Musk Won't Be Tesla CEO By End of Year, Activist Investor Says
*By Hope King and Amanda Weston*
Hedge fund manager Gabe Hoffman isn't convinced that Tesla shareholders are better off after Elon Musk's decision to keep his company on the public market.
“I’ve been a hedge fund manager 18 years,” Hoffman, founder of Accipiter Capital Management, said Monday in an interview on Cheddar. “One of the first things you learn is good news never comes on a Friday night.”
Hoffman's statement comes after Tesla's CEO published a blog post on Friday night titled [“Staying Public”](https://www.tesla.com/en_GB/blog/staying-public?redirect=no), in which he wrote, “I met with Tesla’s Board of Directors yesterday and let them know that I believe the better path is for Tesla to remain public. The Board indicated that they agree.”
“Given the feedback I’ve received, it’s apparent that most of Tesla’s existing shareholders believe we are better off as a public company,” Friday's message reads. “I knew the process of going private would be challenging, but it’s clear that it would be even more time-consuming and distracting than initially anticipated…That said, my belief that there is more than enough funding to take Tesla private was reinforced during this process.”
Hoffman, who counts Tesla as his biggest short position ー an “eight-figure” one, he said, betting shares will fall ー deemed Musk's post “unbelievable.” He believes the late-night blog post “absolutely confirms” that Musk committed securities fraud with the original, now-infamous Aug. 7 [tweet](https://twitter.com/elonmusk/status/1026872652290379776), which set off 17 days of wild speculation.
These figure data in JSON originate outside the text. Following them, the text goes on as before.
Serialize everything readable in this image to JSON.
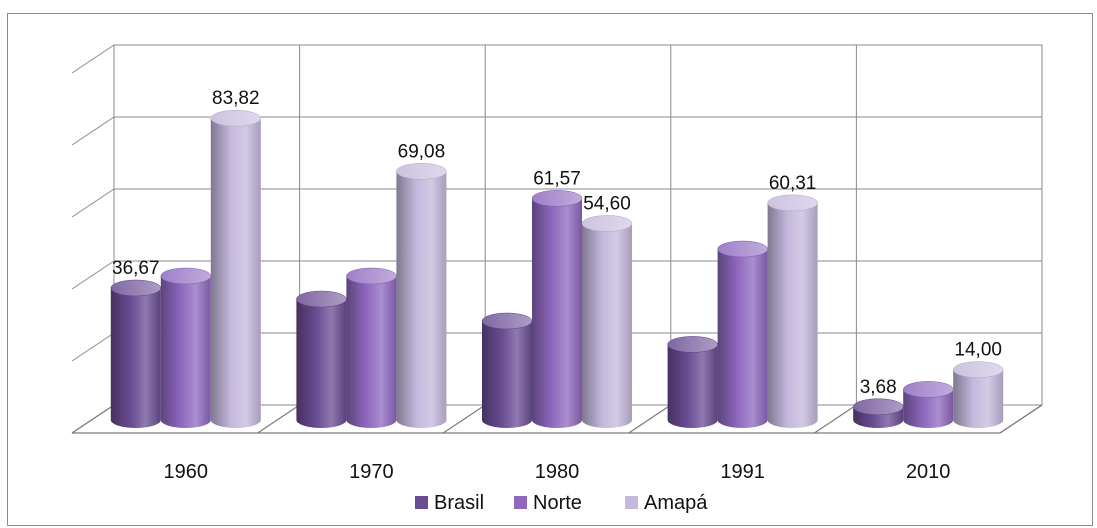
{
  "chart_data": {
    "type": "bar",
    "style": "3d-cylinder",
    "categories": [
      "1960",
      "1970",
      "1980",
      "1991",
      "2010"
    ],
    "series": [
      {
        "name": "Brasil",
        "color": "#6a4c93",
        "values": [
          36.67,
          33.6,
          27.5,
          21.0,
          3.68
        ]
      },
      {
        "name": "Norte",
        "color": "#8e68bf",
        "values": [
          40.0,
          40.0,
          61.57,
          47.5,
          8.5
        ]
      },
      {
        "name": "Amapá",
        "color": "#c4b8dc",
        "values": [
          83.82,
          69.08,
          54.6,
          60.31,
          14.0
        ]
      }
    ],
    "data_labels": [
      {
        "category": "1960",
        "series": "Brasil",
        "text": "36,67"
      },
      {
        "category": "1960",
        "series": "Amapá",
        "text": "83,82"
      },
      {
        "category": "1970",
        "series": "Amapá",
        "text": "69,08"
      },
      {
        "category": "1980",
        "series": "Norte",
        "text": "61,57"
      },
      {
        "category": "1980",
        "series": "Amapá",
        "text": "54,60"
      },
      {
        "category": "1991",
        "series": "Amapá",
        "text": "60,31"
      },
      {
        "category": "2010",
        "series": "Brasil",
        "text": "3,68"
      },
      {
        "category": "2010",
        "series": "Amapá",
        "text": "14,00"
      }
    ],
    "ylim": [
      0,
      100
    ],
    "grid": true,
    "legend_position": "bottom"
  }
}
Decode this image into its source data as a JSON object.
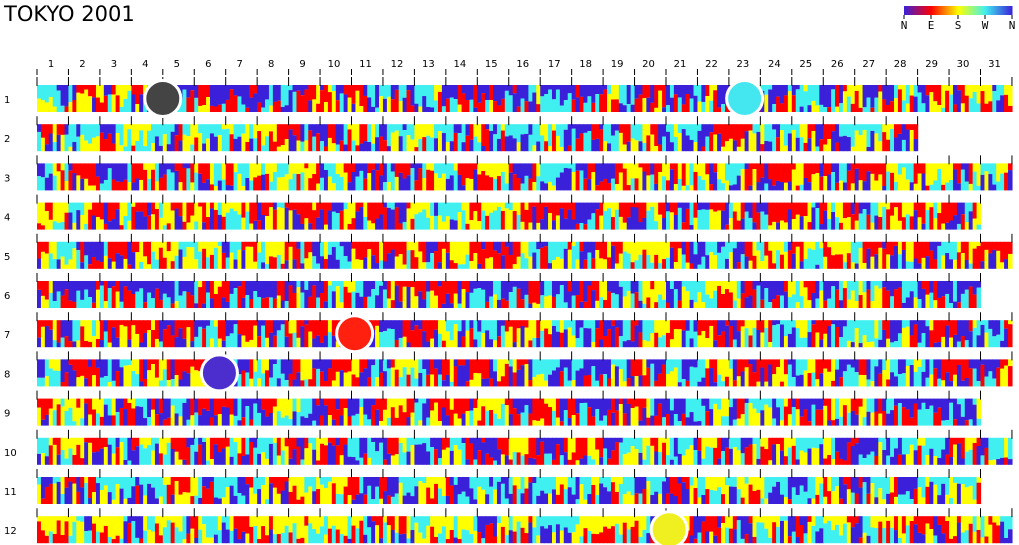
{
  "chart_data": {
    "type": "heatmap",
    "title": "TOKYO  2001",
    "subject": "wind direction",
    "x_ticks": [
      "1",
      "2",
      "3",
      "4",
      "5",
      "6",
      "7",
      "8",
      "9",
      "10",
      "11",
      "12",
      "13",
      "14",
      "15",
      "16",
      "17",
      "18",
      "19",
      "20",
      "21",
      "22",
      "23",
      "24",
      "25",
      "26",
      "27",
      "28",
      "29",
      "30",
      "31"
    ],
    "rows": [
      "1",
      "2",
      "3",
      "4",
      "5",
      "6",
      "7",
      "8",
      "9",
      "10",
      "11",
      "12"
    ],
    "days_in_month": [
      31,
      28,
      31,
      30,
      31,
      30,
      31,
      31,
      30,
      31,
      30,
      31
    ],
    "legend": {
      "labels": [
        "N",
        "E",
        "S",
        "W",
        "N"
      ],
      "colors": [
        "#3a20d8",
        "#ff0000",
        "#ffff00",
        "#40f0f0"
      ]
    },
    "direction_colors": {
      "N": "#3a20d8",
      "E": "#ff0000",
      "S": "#ffff00",
      "W": "#40f0f0"
    },
    "dominant_direction_by_month": [
      "N",
      "W",
      "E",
      "E",
      "E",
      "N",
      "E",
      "N",
      "N",
      "W",
      "W",
      "S"
    ],
    "markers": [
      {
        "month": "1",
        "day": 4.5,
        "color": "#444444"
      },
      {
        "month": "1",
        "day": 23,
        "color": "#44e6f0"
      },
      {
        "month": "7",
        "day": 10.6,
        "color": "#ff2010"
      },
      {
        "month": "8",
        "day": 6.3,
        "color": "#4b2ecd"
      },
      {
        "month": "12",
        "day": 20.6,
        "color": "#f0f020"
      }
    ]
  }
}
As a result, Hoffman said Musk’s reign as CEO may be coming to an end.
“He will be out as CEO of Tesla,” Hoffman said. “There’s not one CEO of any public company who has ever survived securities fraud.”
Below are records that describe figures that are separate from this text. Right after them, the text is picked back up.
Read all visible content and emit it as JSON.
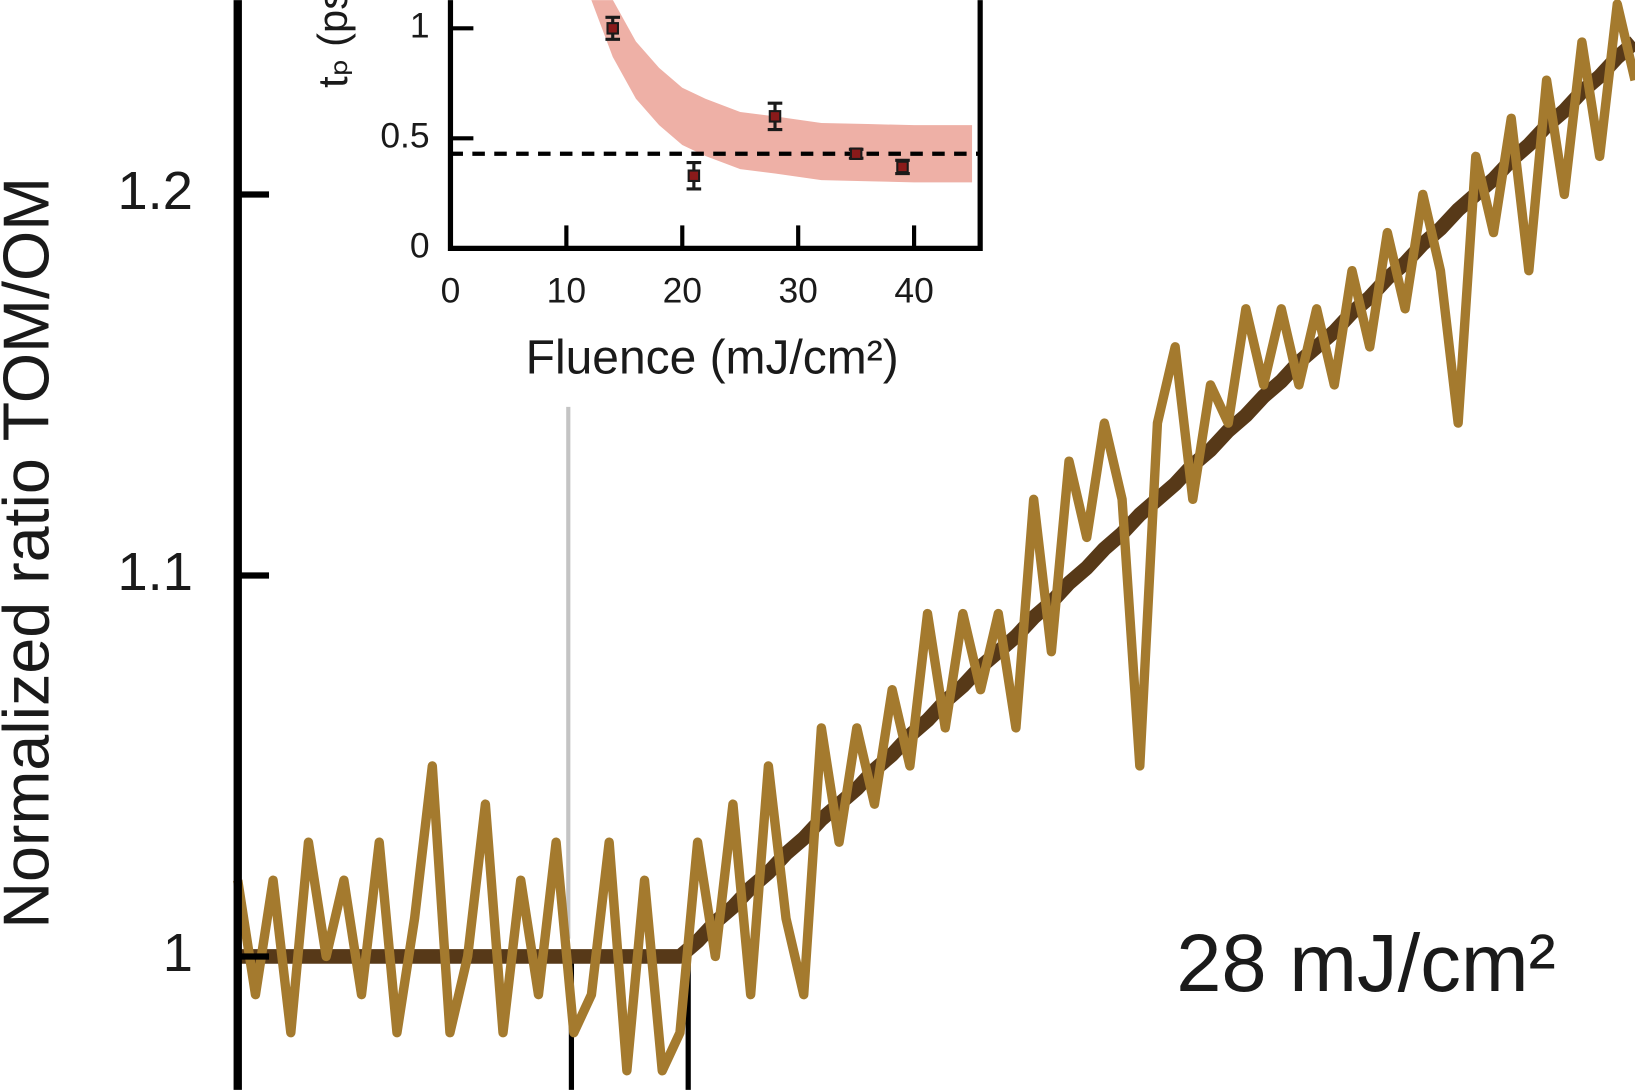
{
  "chart_data": [
    {
      "type": "line",
      "y_label": "Normalized ratio TOM/OM",
      "annotation": "28 mJ/cm²",
      "categories": [
        null,
        null,
        null,
        null,
        null,
        null,
        null,
        null,
        null,
        null,
        null,
        null,
        null,
        null,
        null,
        null,
        null,
        null,
        null,
        null,
        null,
        null,
        null,
        null,
        null,
        null,
        null,
        null,
        null,
        null,
        null,
        null,
        null,
        null,
        null,
        null,
        null,
        null,
        null,
        null,
        null,
        null,
        null,
        null,
        null,
        null,
        null,
        null,
        null,
        null,
        null,
        null,
        null,
        null,
        null,
        null,
        null,
        null,
        null,
        null,
        null,
        null,
        null,
        null,
        null,
        null,
        null,
        null,
        null,
        null,
        null,
        null,
        null,
        null,
        null,
        null,
        null,
        null,
        null,
        null
      ],
      "series": [
        {
          "color": "#a47a2e",
          "values": [
            1.02,
            0.99,
            1.02,
            0.98,
            1.03,
            1.0,
            1.02,
            0.99,
            1.03,
            0.98,
            1.01,
            1.05,
            0.98,
            1.0,
            1.04,
            0.98,
            1.02,
            0.99,
            1.03,
            0.98,
            0.99,
            1.03,
            0.97,
            1.02,
            0.97,
            0.98,
            1.03,
            1.0,
            1.04,
            0.99,
            1.05,
            1.01,
            0.99,
            1.06,
            1.03,
            1.06,
            1.04,
            1.07,
            1.05,
            1.09,
            1.06,
            1.09,
            1.07,
            1.09,
            1.06,
            1.12,
            1.08,
            1.13,
            1.11,
            1.14,
            1.12,
            1.05,
            1.14,
            1.16,
            1.12,
            1.15,
            1.14,
            1.17,
            1.15,
            1.17,
            1.15,
            1.17,
            1.15,
            1.18,
            1.16,
            1.19,
            1.17,
            1.2,
            1.18,
            1.14,
            1.21,
            1.19,
            1.22,
            1.18,
            1.23,
            1.2,
            1.24,
            1.21,
            1.25,
            1.23
          ]
        },
        {
          "color": "#573918",
          "values": [
            1.0,
            1.0,
            1.0,
            1.0,
            1.0,
            1.0,
            1.0,
            1.0,
            1.0,
            1.0,
            1.0,
            1.0,
            1.0,
            1.0,
            1.0,
            1.0,
            1.0,
            1.0,
            1.0,
            1.0,
            1.0,
            1.0,
            1.0,
            1.0,
            1.0,
            1.0,
            1.004,
            1.009,
            1.013,
            1.018,
            1.022,
            1.027,
            1.031,
            1.036,
            1.04,
            1.044,
            1.049,
            1.053,
            1.058,
            1.062,
            1.067,
            1.071,
            1.076,
            1.08,
            1.084,
            1.089,
            1.093,
            1.098,
            1.102,
            1.107,
            1.111,
            1.116,
            1.12,
            1.124,
            1.129,
            1.133,
            1.138,
            1.142,
            1.147,
            1.151,
            1.156,
            1.16,
            1.164,
            1.169,
            1.173,
            1.178,
            1.182,
            1.187,
            1.191,
            1.196,
            1.2,
            1.204,
            1.209,
            1.213,
            1.218,
            1.222,
            1.227,
            1.231,
            1.236,
            1.24
          ]
        }
      ],
      "ylim": [
        0.965,
        1.251
      ],
      "yticks": [
        1,
        1.1,
        1.2
      ]
    },
    {
      "type": "scatter",
      "x_label": "Fluence (mJ/cm²)",
      "y_label": "tₚ (ps)",
      "x": [
        14,
        21,
        28,
        35,
        39
      ],
      "values": [
        1.0,
        0.33,
        0.6,
        0.43,
        0.37
      ],
      "errors": [
        0.05,
        0.06,
        0.06,
        0.02,
        0.03
      ],
      "color": "#1a1a1a",
      "hline": 0.43,
      "band": {
        "color": "#eeb0a6",
        "x": [
          10,
          12,
          14,
          16,
          18,
          20,
          22,
          25,
          28,
          32,
          36,
          40,
          45
        ],
        "lower": [
          1.57,
          1.15,
          0.87,
          0.68,
          0.56,
          0.47,
          0.42,
          0.36,
          0.34,
          0.31,
          0.305,
          0.3,
          0.3
        ],
        "upper": [
          1.83,
          1.41,
          1.13,
          0.94,
          0.82,
          0.73,
          0.68,
          0.62,
          0.6,
          0.57,
          0.565,
          0.56,
          0.56
        ]
      },
      "xlim": [
        0,
        45.7
      ],
      "xticks": [
        0,
        10,
        20,
        30,
        40
      ],
      "ylim": [
        0,
        1.128
      ],
      "yticks": [
        0,
        0.5,
        1
      ]
    }
  ]
}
In a phone interview Sunday with Cheddar's Hope King, Hoffman pointed to Biopure, a now-defunct company he had shorted and against which he then helped the SEC mount a securities fraud case in the early aughts. He also cited the case against the company then-called [AAIPharma] (https://www.sec.gov/litigation/litreleases/lr19290.htm), which reportedly inflated sales numbers.
As for the future of Tesla, Hoffman returned to Musk’s “Staying Public” post.
“If you look at companies that go through big changes…what they will typically do is they will iterate their guidance,” he said. “They’ll say, ‘Our CEO is leaving,’ or ‘We hired a new person,’ or whatever, but reiterating their guidance. Tesla in their blog post did not reiterate their third quarter guidance, and that is highly important.”
In its second quarter earnings release, before Musk's tweet, Tesla said it expects [to generate cash and a profit](https://www.wsj.com/articles/tesla-profits-be-careful-what-you-wish-for-1533159119) in the third and fourth quarters. The company has not yet set a date to release its next earnings report.
Tesla stock, which spiked 11 percent after Musk's take-private tweet, has since fallen more than 7 percent below where they had been and is more than $100 below the price Musk was targeting.